Der Verkehr in der Stadt kam völlig zum Erliegen. Überall flogen Granaten und es roch nach Feuer. Die Menschen zogen in den Untergrund zur Metro und lebten dort wochenlang. Eines Tages kam meine Mutter zu Fuß und brachte uns Lebensmittelpakete, die ein Nachbar, der ebenfalls geflohen war, mit meiner Familie geteilt hatte.

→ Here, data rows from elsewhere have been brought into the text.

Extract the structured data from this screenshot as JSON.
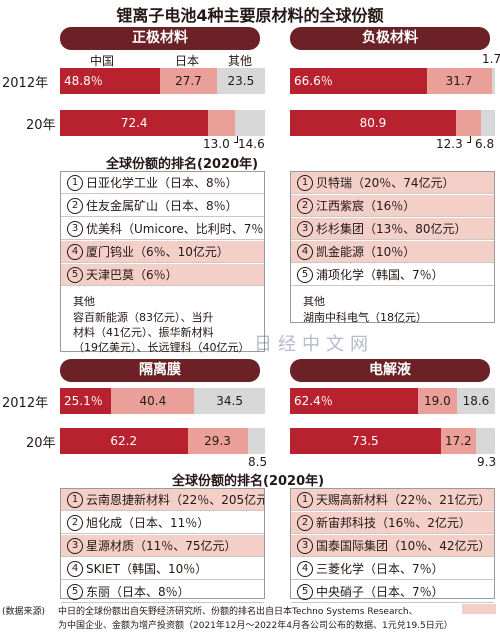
{
  "title": "锂离子电池4种主要原材料的全球份额",
  "colors": {
    "dark": "#b8222e",
    "pink": "#eaa098",
    "gray": "#d7d7d7",
    "pill": "#6b2125",
    "highlight": "#f4cfc8"
  },
  "chart_data": [
    {
      "type": "bar",
      "stacked": true,
      "orientation": "horizontal",
      "title": "正极材料",
      "categories": [
        "2012年",
        "20年"
      ],
      "series": [
        {
          "name": "中国",
          "values": [
            48.8,
            72.4
          ]
        },
        {
          "name": "日本",
          "values": [
            27.7,
            13.0
          ]
        },
        {
          "name": "其他",
          "values": [
            23.5,
            14.6
          ]
        }
      ],
      "value_labels": [
        [
          "48.8％",
          "27.7",
          "23.5"
        ],
        [
          "72.4",
          "13.0",
          "14.6"
        ]
      ],
      "xlim": [
        0,
        100
      ]
    },
    {
      "type": "bar",
      "stacked": true,
      "orientation": "horizontal",
      "title": "负极材料",
      "categories": [
        "2012年",
        "20年"
      ],
      "series": [
        {
          "name": "中国",
          "values": [
            66.6,
            80.9
          ]
        },
        {
          "name": "日本",
          "values": [
            31.7,
            12.3
          ]
        },
        {
          "name": "其他",
          "values": [
            1.7,
            6.8
          ]
        }
      ],
      "value_labels": [
        [
          "66.6％",
          "31.7",
          "1.7"
        ],
        [
          "80.9",
          "12.3",
          "6.8"
        ]
      ],
      "xlim": [
        0,
        100
      ]
    },
    {
      "type": "bar",
      "stacked": true,
      "orientation": "horizontal",
      "title": "隔离膜",
      "categories": [
        "2012年",
        "20年"
      ],
      "series": [
        {
          "name": "中国",
          "values": [
            25.1,
            62.2
          ]
        },
        {
          "name": "日本",
          "values": [
            40.4,
            29.3
          ]
        },
        {
          "name": "其他",
          "values": [
            34.5,
            8.5
          ]
        }
      ],
      "value_labels": [
        [
          "25.1％",
          "40.4",
          "34.5"
        ],
        [
          "62.2",
          "29.3",
          "8.5"
        ]
      ],
      "xlim": [
        0,
        100
      ]
    },
    {
      "type": "bar",
      "stacked": true,
      "orientation": "horizontal",
      "title": "电解液",
      "categories": [
        "2012年",
        "20年"
      ],
      "series": [
        {
          "name": "中国",
          "values": [
            62.4,
            73.5
          ]
        },
        {
          "name": "日本",
          "values": [
            19.0,
            17.2
          ]
        },
        {
          "name": "其他",
          "values": [
            18.6,
            9.3
          ]
        }
      ],
      "value_labels": [
        [
          "62.4％",
          "19.0",
          "18.6"
        ],
        [
          "73.5",
          "17.2",
          "9.3"
        ]
      ],
      "xlim": [
        0,
        100
      ]
    }
  ],
  "legend": {
    "china": "中国",
    "japan": "日本",
    "other": "其他"
  },
  "rankings": [
    {
      "title": "全球份额的排名(2020年)",
      "left": [
        {
          "num": "①",
          "text": "日亚化学工业（日本、8％）",
          "hl": false
        },
        {
          "num": "②",
          "text": "住友金属矿山（日本、8％）",
          "hl": false
        },
        {
          "num": "③",
          "text": "优美科（Umicore、比利时、7％）",
          "hl": false
        },
        {
          "num": "④",
          "text": "厦门钨业（6％、10亿元）",
          "hl": true
        },
        {
          "num": "⑤",
          "text": "天津巴莫（6％）",
          "hl": true
        }
      ],
      "left_others_head": "其他",
      "left_others": [
        "容百新能源（83亿元）、当升",
        "材料（41亿元）、振华新材料",
        "（19亿美元）、长远锂科（40亿元）"
      ],
      "right": [
        {
          "num": "①",
          "text": "贝特瑞（20％、74亿元）",
          "hl": true
        },
        {
          "num": "②",
          "text": "江西紫宸（16％）",
          "hl": true
        },
        {
          "num": "③",
          "text": "杉杉集团（13％、80亿元）",
          "hl": true
        },
        {
          "num": "④",
          "text": "凯金能源（10％）",
          "hl": true
        },
        {
          "num": "⑤",
          "text": "浦项化学（韩国、7％）",
          "hl": false
        }
      ],
      "right_others_head": "其他",
      "right_others": [
        "湖南中科电气（18亿元）"
      ]
    },
    {
      "title": "全球份额的排名(2020年)",
      "left": [
        {
          "num": "①",
          "text": "云南恩捷新材料（22％、205亿元）",
          "hl": true
        },
        {
          "num": "②",
          "text": "旭化成（日本、11％）",
          "hl": false
        },
        {
          "num": "③",
          "text": "星源材质（11％、75亿元）",
          "hl": true
        },
        {
          "num": "④",
          "text": "SKIET（韩国、10％）",
          "hl": false
        },
        {
          "num": "⑤",
          "text": "东丽（日本、8％）",
          "hl": false
        }
      ],
      "right": [
        {
          "num": "①",
          "text": "天赐高新材料（22％、21亿元）",
          "hl": true
        },
        {
          "num": "②",
          "text": "新宙邦科技（16％、2亿元）",
          "hl": true
        },
        {
          "num": "③",
          "text": "国泰国际集团（10％、42亿元）",
          "hl": true
        },
        {
          "num": "④",
          "text": "三菱化学（日本、7％）",
          "hl": false
        },
        {
          "num": "⑤",
          "text": "中央硝子（日本、7％）",
          "hl": false
        }
      ]
    }
  ],
  "watermark": "日经中文网",
  "footer": {
    "source": "(数据来源)",
    "line1": "中日的全球份额出自矢野经济研究所、份额的排名出自日本Techno Systems Research、",
    "line2": "为中国企业、金额为增产投资额（2021年12月～2022年4月各公司公布的数据、1元兑19.5日元）"
  }
}
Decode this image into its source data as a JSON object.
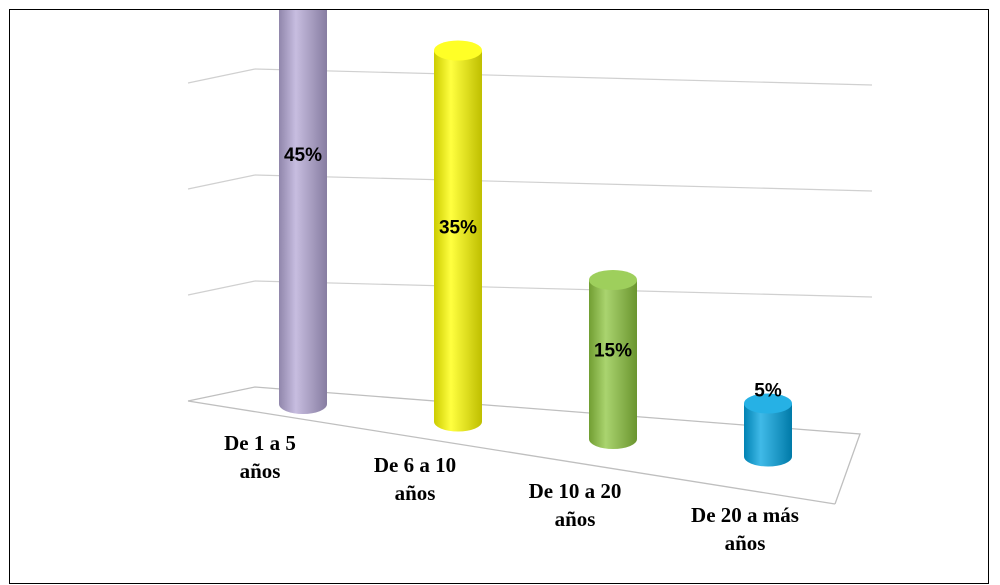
{
  "chart_data": {
    "type": "bar",
    "categories": [
      "De 1 a 5 años",
      "De 6 a 10 años",
      "De 10 a 20 años",
      "De 20 a más años"
    ],
    "category_lines": [
      [
        "De 1 a 5",
        "años"
      ],
      [
        "De 6 a 10",
        "años"
      ],
      [
        "De 10 a 20",
        "años"
      ],
      [
        "De 20 a más",
        "años"
      ]
    ],
    "values": [
      45,
      35,
      15,
      5
    ],
    "data_labels": [
      "45%",
      "35%",
      "15%",
      "5%"
    ],
    "unit": "%",
    "ylim": [
      0,
      50
    ],
    "grid": true,
    "legend": "none",
    "style": "3d-cylinder",
    "colors": [
      "#B4A7D6",
      "#FFFF00",
      "#8DC63F",
      "#00A3E0"
    ]
  }
}
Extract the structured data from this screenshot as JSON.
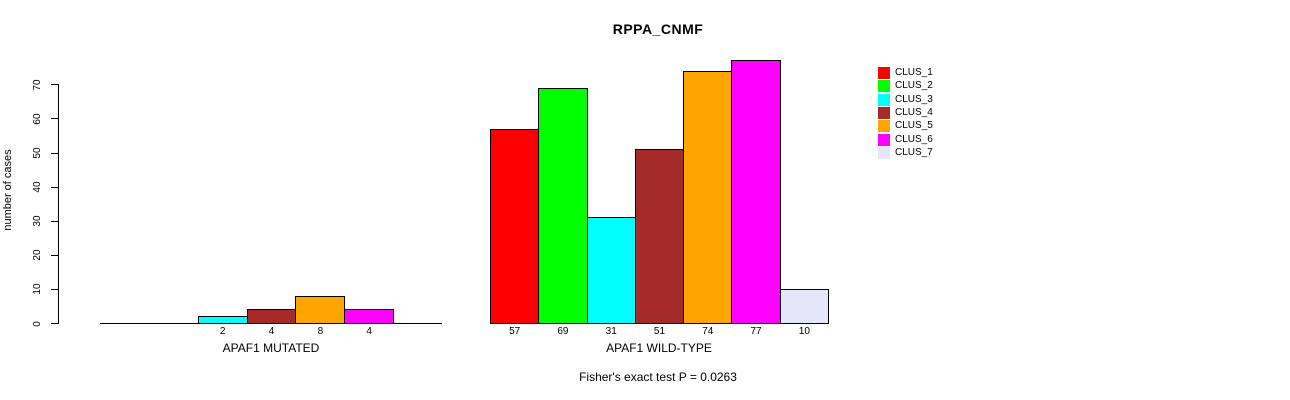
{
  "chart_data": {
    "type": "bar",
    "title": "RPPA_CNMF",
    "xlabel": "",
    "ylabel": "number of cases",
    "ylim": [
      0,
      77
    ],
    "yticks": [
      0,
      10,
      20,
      30,
      40,
      50,
      60,
      70
    ],
    "grid": false,
    "legend_position": "right",
    "categories": [
      "CLUS_1",
      "CLUS_2",
      "CLUS_3",
      "CLUS_4",
      "CLUS_5",
      "CLUS_6",
      "CLUS_7"
    ],
    "colors": [
      "#FF0000",
      "#00FF00",
      "#00FFFF",
      "#A52A2A",
      "#FFA500",
      "#FF00FF",
      "#E6E6FA"
    ],
    "groups": [
      {
        "label": "APAF1 MUTATED",
        "values": [
          0,
          0,
          2,
          4,
          8,
          4,
          0
        ],
        "bar_labels": [
          "",
          "",
          "2",
          "4",
          "8",
          "4",
          ""
        ]
      },
      {
        "label": "APAF1 WILD-TYPE",
        "values": [
          57,
          69,
          31,
          51,
          74,
          77,
          10
        ],
        "bar_labels": [
          "57",
          "69",
          "31",
          "51",
          "74",
          "77",
          "10"
        ]
      }
    ],
    "annotation": "Fisher's exact test P = 0.0263"
  }
}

Eines Tages schlug eine Rakete direkt neben unserem Haus ein. Wir beschlossen zu gehen. Unser Auto war in keinem guten Zustand, aber wir schafften es, dorthin zu kommen. Wir fuhren ins Dorf (Region Kharkiv), in das alte Haus meiner Großmutter. Dort heizten wir den Ofen mit Holz und dachten, dass alles gut werden würde. In diesem Dorf tauchten viele Menschen auf. Auch sie waren auf der Flucht vor dem Krieg, genau wie wir. Alle versuchten, das Essen zu teilen und halfen, das Haus einzurichten. Sehr oft fiel der Strom aus, und zwar für lange Zeit. Aber ich habe gelernt, Kerzen von Hand zu machen. Wenn alle schliefen, heizte ich den Ofen an und las Gebete vor. Jede Nacht flogen Flugzeuge und warfen Bomben ab. Manchmal ganz nah, manchmal weit weg. Es war sehr beängstigend. Ich sah meine schlafende Tochter und Mutter an und dachte, dass dies die letzte Nacht unseres Lebens war. Die Frontlinie rückte immer näher. Wir beschlossen, weiterzugehen. Ich, mein Vater, meine Tante, meine Mutter und mein Kind. Mein Mann blieb in der Stadt.

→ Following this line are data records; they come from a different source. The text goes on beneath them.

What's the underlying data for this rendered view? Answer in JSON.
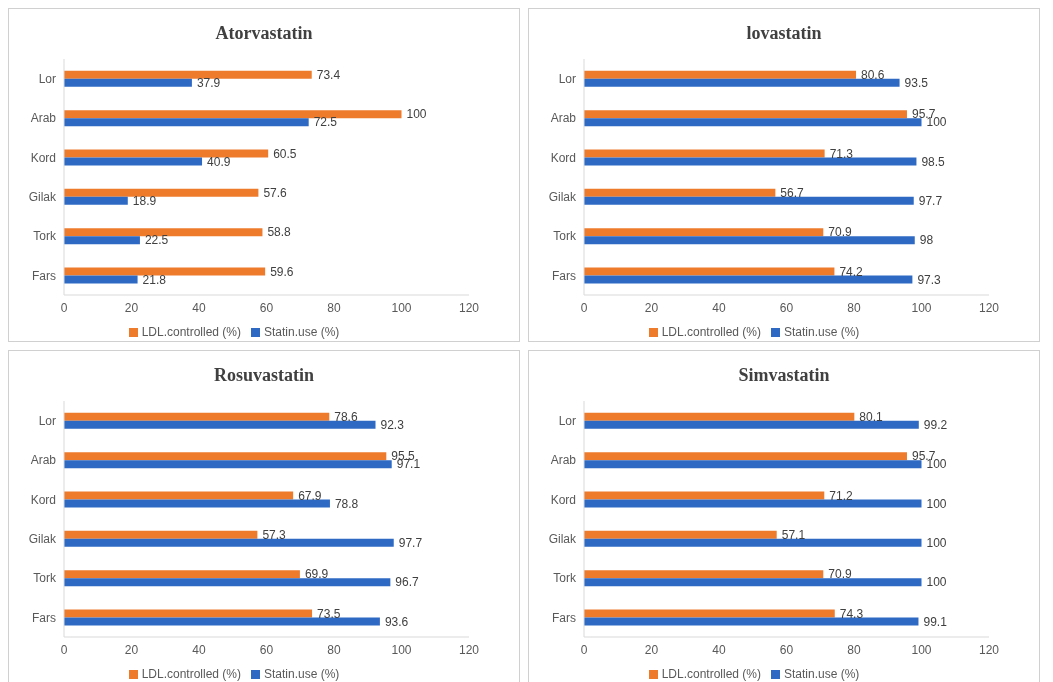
{
  "chart_data": [
    {
      "type": "bar",
      "orientation": "horizontal",
      "title": "Atorvastatin",
      "categories": [
        "Lor",
        "Arab",
        "Kord",
        "Gilak",
        "Tork",
        "Fars"
      ],
      "series": [
        {
          "name": "LDL.controlled (%)",
          "color": "#ee7b2c",
          "values": [
            73.4,
            100,
            60.5,
            57.6,
            58.8,
            59.6
          ]
        },
        {
          "name": "Statin.use (%)",
          "color": "#2e6ac4",
          "values": [
            37.9,
            72.5,
            40.9,
            18.9,
            22.5,
            21.8
          ]
        }
      ],
      "xlim": [
        0,
        120
      ],
      "xticks": [
        0,
        20,
        40,
        60,
        80,
        100,
        120
      ],
      "data_labels": true,
      "legend": "bottom"
    },
    {
      "type": "bar",
      "orientation": "horizontal",
      "title": "lovastatin",
      "categories": [
        "Lor",
        "Arab",
        "Kord",
        "Gilak",
        "Tork",
        "Fars"
      ],
      "series": [
        {
          "name": "LDL.controlled (%)",
          "color": "#ee7b2c",
          "values": [
            80.6,
            95.7,
            71.3,
            56.7,
            70.9,
            74.2
          ]
        },
        {
          "name": "Statin.use (%)",
          "color": "#2e6ac4",
          "values": [
            93.5,
            100,
            98.5,
            97.7,
            98,
            97.3
          ]
        }
      ],
      "xlim": [
        0,
        120
      ],
      "xticks": [
        0,
        20,
        40,
        60,
        80,
        100,
        120
      ],
      "data_labels": true,
      "legend": "bottom"
    },
    {
      "type": "bar",
      "orientation": "horizontal",
      "title": "Rosuvastatin",
      "categories": [
        "Lor",
        "Arab",
        "Kord",
        "Gilak",
        "Tork",
        "Fars"
      ],
      "series": [
        {
          "name": "LDL.controlled (%)",
          "color": "#ee7b2c",
          "values": [
            78.6,
            95.5,
            67.9,
            57.3,
            69.9,
            73.5
          ]
        },
        {
          "name": "Statin.use (%)",
          "color": "#2e6ac4",
          "values": [
            92.3,
            97.1,
            78.8,
            97.7,
            96.7,
            93.6
          ]
        }
      ],
      "xlim": [
        0,
        120
      ],
      "xticks": [
        0,
        20,
        40,
        60,
        80,
        100,
        120
      ],
      "data_labels": true,
      "legend": "bottom"
    },
    {
      "type": "bar",
      "orientation": "horizontal",
      "title": "Simvastatin",
      "categories": [
        "Lor",
        "Arab",
        "Kord",
        "Gilak",
        "Tork",
        "Fars"
      ],
      "series": [
        {
          "name": "LDL.controlled (%)",
          "color": "#ee7b2c",
          "values": [
            80.1,
            95.7,
            71.2,
            57.1,
            70.9,
            74.3
          ]
        },
        {
          "name": "Statin.use (%)",
          "color": "#2e6ac4",
          "values": [
            99.2,
            100,
            100,
            100,
            100,
            99.1
          ]
        }
      ],
      "xlim": [
        0,
        120
      ],
      "xticks": [
        0,
        20,
        40,
        60,
        80,
        100,
        120
      ],
      "data_labels": true,
      "legend": "bottom"
    }
  ]
}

Durch unsere Freunde fanden wir Freiwillige und wurden nach Czernowitz evakuiert. Jetzt leben wir hier. Wir sind im März 2022 angekommen. Mein Vater starb hier, nachdem er zwei Jahre überlebt hatte. Gewöhnliche Menschen und Nachbarn helfen uns. Alle sind besorgt. Unser Kind geht in den Kindergarten und hat neue Freunde. Ich erledige kleine Arbeiten und versuche, mich an das neue Leben zu gewöhnen. In dieser Stadt gibt es viele Menschen, die wie ich vor dem Krieg aus dem Osten geflohen sind. Wir haben hier eine Zuflucht gefunden. Bis jetzt ist es hier ruhig. Es gibt viele Menschen, die uns geholfen haben: mit humanitärer Hilfe und einfach durch moralische Unterstützung. Wir versuchen, uns hier ein neues Leben aufzubauen. Keiner von uns weiß, ob wir nach Hause zurückkehren werden und ob es die Ukraine geben wird. Oder ob Russland unsere Häuser bis zum Ende zerstören wird.

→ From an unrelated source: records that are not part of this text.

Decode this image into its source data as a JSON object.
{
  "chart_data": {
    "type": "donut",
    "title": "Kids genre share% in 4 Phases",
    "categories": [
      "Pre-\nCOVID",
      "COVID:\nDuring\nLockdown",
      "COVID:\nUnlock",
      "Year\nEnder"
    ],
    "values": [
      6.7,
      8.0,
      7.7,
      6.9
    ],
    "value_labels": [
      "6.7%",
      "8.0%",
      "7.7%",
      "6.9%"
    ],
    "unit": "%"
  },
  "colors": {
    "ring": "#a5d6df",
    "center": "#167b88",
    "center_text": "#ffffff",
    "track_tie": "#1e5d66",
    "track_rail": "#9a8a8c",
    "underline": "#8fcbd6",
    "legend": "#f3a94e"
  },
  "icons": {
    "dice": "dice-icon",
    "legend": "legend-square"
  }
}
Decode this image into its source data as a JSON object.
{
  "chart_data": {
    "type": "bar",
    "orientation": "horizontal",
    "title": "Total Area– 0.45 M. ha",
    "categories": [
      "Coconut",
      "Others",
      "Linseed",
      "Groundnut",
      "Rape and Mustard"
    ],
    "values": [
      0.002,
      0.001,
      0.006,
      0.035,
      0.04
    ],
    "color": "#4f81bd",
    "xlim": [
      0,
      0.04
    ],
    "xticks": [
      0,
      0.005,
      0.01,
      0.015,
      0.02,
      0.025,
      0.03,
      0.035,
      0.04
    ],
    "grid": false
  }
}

Ich bin all den Menschen sehr dankbar, die mir in diesen schwierigen zwei Jahren geholfen haben. Niemand blieb gleichgültig gegenüber unserem Kummer. Ich hoffe, dass der Krieg eines Tages zu Ende sein wird und wir alle in unsere Häuser zurückkehren können.

Ich bin gegen den Krieg auf der ganzen Welt. Ich bin für den Frieden.